If there is one common experience that united every American old enough to remember, it was the terrorist attacks on September 11th. Two decades later, as communities throughout the South Coast gathered to honor those lost that day, people still recall exactly where they were the moment they heard about the deadliest terrorist attack in history, which left nearly 3,000 dead and resulted in more than 25,000 injuries.
“We remember how we felt. The rage, the sadness,” said New Bedford Mayor Jon Mitchell to a crowd gathered outside the steps of City Hall. “But we also remember what it felt like in the aftermath, when everyone wanted to do something to help.”
The day carries with it an insurmountable loss for civilians, emergency responders and military personnel alike. During the local ceremonies, emergency responders noted that the attacks were the single deadliest incident for firefighters and police officers.
“Like many of you, the details of the day are etched into my memory,” said New Bedford Police Chief Paul Oliveira, recounting the 72 police officers who died during the response effort. “But just as I remember the horrors of September 11th, I remember a day that was just as important to acknowledge: September 12th. I remember the entire nation coming together – first to mourn, then to unite.”
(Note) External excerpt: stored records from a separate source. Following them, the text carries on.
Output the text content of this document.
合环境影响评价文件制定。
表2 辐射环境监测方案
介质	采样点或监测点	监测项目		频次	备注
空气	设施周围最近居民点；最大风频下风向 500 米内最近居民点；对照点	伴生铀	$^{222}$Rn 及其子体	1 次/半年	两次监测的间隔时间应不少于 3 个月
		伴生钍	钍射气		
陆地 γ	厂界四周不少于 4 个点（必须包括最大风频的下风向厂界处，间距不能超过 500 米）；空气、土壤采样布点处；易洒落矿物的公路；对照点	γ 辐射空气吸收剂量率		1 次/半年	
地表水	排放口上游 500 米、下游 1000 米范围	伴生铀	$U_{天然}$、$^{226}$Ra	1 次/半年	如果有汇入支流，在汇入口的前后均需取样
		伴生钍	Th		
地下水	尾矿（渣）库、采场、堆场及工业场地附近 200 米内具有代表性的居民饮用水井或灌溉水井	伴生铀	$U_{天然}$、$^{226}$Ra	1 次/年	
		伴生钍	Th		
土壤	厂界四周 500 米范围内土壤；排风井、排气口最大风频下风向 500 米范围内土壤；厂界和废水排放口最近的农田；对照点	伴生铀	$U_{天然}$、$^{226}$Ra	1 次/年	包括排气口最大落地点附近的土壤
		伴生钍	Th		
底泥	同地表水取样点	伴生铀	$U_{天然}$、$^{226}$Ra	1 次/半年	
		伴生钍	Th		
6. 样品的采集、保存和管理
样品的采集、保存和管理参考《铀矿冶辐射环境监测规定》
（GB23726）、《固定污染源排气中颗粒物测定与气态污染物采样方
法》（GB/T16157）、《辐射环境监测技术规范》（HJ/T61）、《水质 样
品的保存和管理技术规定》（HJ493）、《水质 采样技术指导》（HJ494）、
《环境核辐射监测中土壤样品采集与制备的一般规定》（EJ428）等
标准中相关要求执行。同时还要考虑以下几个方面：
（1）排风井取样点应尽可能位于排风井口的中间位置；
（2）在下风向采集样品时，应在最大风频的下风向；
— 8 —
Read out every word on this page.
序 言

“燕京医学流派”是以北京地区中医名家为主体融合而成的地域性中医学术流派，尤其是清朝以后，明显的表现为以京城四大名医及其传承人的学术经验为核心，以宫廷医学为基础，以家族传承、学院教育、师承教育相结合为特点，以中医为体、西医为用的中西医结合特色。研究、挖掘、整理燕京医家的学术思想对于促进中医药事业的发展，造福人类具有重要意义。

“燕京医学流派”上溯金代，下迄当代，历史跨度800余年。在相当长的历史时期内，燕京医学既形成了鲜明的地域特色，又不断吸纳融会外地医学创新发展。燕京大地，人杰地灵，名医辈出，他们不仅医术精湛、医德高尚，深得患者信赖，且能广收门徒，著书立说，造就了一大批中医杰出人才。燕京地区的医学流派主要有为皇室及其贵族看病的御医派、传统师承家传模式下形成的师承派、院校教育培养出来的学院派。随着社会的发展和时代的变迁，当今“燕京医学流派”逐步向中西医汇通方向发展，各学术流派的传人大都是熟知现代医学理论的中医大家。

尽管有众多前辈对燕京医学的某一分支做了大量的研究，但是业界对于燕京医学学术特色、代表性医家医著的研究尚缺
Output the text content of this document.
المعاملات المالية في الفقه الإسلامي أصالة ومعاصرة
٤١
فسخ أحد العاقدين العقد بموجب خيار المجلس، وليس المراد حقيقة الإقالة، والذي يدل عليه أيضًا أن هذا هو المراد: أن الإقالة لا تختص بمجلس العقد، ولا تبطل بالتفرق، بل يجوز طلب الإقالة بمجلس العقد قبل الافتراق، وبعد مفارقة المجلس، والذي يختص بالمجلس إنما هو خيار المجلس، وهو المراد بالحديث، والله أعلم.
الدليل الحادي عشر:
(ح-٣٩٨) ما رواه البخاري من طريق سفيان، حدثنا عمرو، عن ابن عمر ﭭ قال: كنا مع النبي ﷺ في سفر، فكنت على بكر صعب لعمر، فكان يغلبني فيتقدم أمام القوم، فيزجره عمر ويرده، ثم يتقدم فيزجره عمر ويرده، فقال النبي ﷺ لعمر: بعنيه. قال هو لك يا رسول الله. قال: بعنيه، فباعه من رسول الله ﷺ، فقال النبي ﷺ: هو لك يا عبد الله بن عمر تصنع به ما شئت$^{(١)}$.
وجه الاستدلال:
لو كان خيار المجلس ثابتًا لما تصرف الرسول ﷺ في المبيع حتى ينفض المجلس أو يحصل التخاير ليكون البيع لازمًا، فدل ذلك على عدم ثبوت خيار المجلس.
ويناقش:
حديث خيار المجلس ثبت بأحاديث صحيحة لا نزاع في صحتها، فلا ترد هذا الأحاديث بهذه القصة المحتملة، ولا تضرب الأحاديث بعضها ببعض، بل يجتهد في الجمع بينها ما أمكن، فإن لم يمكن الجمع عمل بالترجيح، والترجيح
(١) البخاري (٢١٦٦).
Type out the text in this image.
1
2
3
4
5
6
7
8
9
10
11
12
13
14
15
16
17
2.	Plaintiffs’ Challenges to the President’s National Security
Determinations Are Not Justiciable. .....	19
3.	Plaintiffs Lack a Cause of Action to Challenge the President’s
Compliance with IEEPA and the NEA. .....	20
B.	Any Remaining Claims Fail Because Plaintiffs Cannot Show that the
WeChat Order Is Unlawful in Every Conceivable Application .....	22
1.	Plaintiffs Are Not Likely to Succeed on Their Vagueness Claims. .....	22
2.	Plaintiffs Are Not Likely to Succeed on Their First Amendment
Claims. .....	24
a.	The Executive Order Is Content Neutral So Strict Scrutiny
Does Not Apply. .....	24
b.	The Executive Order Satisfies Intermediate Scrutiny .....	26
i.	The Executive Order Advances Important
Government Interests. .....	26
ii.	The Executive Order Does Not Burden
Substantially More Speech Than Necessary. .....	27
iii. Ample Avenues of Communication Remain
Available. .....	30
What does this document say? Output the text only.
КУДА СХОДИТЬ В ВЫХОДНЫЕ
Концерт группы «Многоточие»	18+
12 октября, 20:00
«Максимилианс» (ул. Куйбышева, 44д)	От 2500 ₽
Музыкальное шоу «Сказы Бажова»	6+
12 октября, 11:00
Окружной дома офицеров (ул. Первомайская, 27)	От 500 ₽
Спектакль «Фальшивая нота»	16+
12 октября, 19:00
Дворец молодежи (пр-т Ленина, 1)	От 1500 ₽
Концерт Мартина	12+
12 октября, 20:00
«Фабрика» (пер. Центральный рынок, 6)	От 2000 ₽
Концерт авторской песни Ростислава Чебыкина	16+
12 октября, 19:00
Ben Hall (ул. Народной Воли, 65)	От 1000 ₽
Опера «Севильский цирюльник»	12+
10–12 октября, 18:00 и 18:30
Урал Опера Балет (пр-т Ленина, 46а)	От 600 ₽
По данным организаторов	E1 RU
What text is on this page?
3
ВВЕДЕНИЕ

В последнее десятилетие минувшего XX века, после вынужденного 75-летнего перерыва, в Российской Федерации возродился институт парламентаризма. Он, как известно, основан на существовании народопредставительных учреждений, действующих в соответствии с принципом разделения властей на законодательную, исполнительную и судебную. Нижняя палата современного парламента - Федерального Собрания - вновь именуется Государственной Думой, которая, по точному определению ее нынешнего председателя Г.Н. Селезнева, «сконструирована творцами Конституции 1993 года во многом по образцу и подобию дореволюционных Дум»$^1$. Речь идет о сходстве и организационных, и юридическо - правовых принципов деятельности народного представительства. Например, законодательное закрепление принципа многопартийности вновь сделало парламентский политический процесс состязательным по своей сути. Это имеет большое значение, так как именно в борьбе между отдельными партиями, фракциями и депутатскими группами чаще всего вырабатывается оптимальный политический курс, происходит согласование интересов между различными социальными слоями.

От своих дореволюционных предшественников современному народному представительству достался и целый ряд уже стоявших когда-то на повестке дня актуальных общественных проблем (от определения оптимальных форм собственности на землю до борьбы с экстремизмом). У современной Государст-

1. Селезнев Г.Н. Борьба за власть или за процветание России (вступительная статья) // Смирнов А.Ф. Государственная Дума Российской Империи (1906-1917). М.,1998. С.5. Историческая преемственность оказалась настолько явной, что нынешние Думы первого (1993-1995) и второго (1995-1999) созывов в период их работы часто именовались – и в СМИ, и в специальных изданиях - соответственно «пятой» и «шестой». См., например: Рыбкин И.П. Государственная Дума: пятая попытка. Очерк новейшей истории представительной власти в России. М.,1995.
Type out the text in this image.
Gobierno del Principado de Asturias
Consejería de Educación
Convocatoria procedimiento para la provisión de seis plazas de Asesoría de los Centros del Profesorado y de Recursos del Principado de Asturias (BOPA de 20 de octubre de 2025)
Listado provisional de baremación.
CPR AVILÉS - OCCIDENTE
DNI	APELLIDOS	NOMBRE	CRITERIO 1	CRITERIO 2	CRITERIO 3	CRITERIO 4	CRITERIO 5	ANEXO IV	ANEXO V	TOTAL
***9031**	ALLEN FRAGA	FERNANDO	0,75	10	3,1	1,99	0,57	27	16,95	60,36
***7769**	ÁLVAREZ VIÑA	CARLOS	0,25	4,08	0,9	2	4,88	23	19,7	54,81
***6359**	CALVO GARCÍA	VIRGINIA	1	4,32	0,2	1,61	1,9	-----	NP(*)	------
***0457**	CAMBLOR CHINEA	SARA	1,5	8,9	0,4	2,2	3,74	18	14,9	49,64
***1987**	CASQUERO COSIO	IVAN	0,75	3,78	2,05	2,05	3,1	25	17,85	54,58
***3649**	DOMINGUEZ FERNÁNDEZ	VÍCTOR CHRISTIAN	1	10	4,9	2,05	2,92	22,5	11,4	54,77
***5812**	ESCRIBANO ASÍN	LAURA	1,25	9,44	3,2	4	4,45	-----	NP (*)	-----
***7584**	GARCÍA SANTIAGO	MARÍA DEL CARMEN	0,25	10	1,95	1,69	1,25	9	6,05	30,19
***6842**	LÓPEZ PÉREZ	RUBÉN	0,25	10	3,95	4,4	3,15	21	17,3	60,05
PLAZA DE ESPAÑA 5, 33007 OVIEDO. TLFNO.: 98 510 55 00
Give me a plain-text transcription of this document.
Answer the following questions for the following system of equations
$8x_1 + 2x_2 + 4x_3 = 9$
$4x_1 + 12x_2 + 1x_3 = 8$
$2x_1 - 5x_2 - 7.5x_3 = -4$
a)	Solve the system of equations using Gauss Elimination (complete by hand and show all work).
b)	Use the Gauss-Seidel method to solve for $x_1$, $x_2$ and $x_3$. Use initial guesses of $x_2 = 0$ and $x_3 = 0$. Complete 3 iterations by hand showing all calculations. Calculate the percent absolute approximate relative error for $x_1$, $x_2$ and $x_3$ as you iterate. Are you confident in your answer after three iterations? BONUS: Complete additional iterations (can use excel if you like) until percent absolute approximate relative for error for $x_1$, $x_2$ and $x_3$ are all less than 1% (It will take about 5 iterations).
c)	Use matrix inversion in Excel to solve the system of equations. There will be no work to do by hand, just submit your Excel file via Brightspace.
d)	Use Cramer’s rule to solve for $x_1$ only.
“As Americans, we felt closer to one another, we greeted each other more, we began to look out for one another. We were all connected by the pain of shared trauma and galvanized by the resolve to make our country stronger,” Chief Oliveira said. “The unity we displayed – I remember it all.”
While most South Coast communities held a formal remembrance ceremony, some honored the dead in their own way. Earlier that morning, about two dozen firefighters gathered at the bleachers outside Old Rochester Regional High School. The group, which was comprised of firefighters from the tri-town region, climbed the stairs 110 times – the number of stories of the World Trade Center. Each participant was in full gear and carried with them the names of the 343 fallen firefighters.
For Roy Oliveira, the day brought back personal memories. Oliveira was working in Washington, D.C. on September 11th at the Defense Intelligence Agency (DIA). Oliveira, who served as Dartmouth’s Veterans’ Service Officer from 2010 to 2018, was in a training course that morning when news poured in about the World Trade Center. Not long thereafter, a third plane struck the western side of the Pentagon, killing 125 people in the building and all 64 passengers on board.
“I was making my way outside when I heard the roar of the airplane coming down,” said Oliveira. “I didn’t see it, but I heard it hit the Pentagon. Then all I could see was a plume of black smoke.”
Oliveira’s colleague, Rosa Maria Chapa, whose federal career spanned 31 years, was among the causalities – a fact he didn’t learn until weeks later when the names of the victims were released. While they never met in person, the two had enough correspondences over the phone and email to form a bond.
“She had plans to retire at the end of that year. She wanted to spend more time with her grandkids,” said Oliveira. “On 9/11, that always hits me.”
Some announcements were also made at the local remembrance ceremonies. Mayor Mitchell announced that he asked Christopher Gomes, the director of Veterans’ Services, and the City’s Veteran’s Advisory Board to establish a “fitting and appropriate monument for the residents of Greater New Bedford who served in the nation’s armed forces in the post-9/11 conflicts.”
“As the City and region that has stepped forward when the nation has called throughout its history, a tribute to this generation’s sacrifice is in keeping with our core values,” said Mitchell.”
In Acushnet, where 10 years ago a 9/11 memorial was installed outside the fire station on Russell Street, Fire Chief Kevin Gallagher announced the hire of a new call firefighter. During the evening ceremony, Gallagher called upon Benjamin Sonnenburg, who was months old on Sept. 11, 2001. Members of the audience applauded as Sonnenburg signed his employment papers.
Immediately after, Acushnet firefighters rang a bell to honor those who died two decades ago.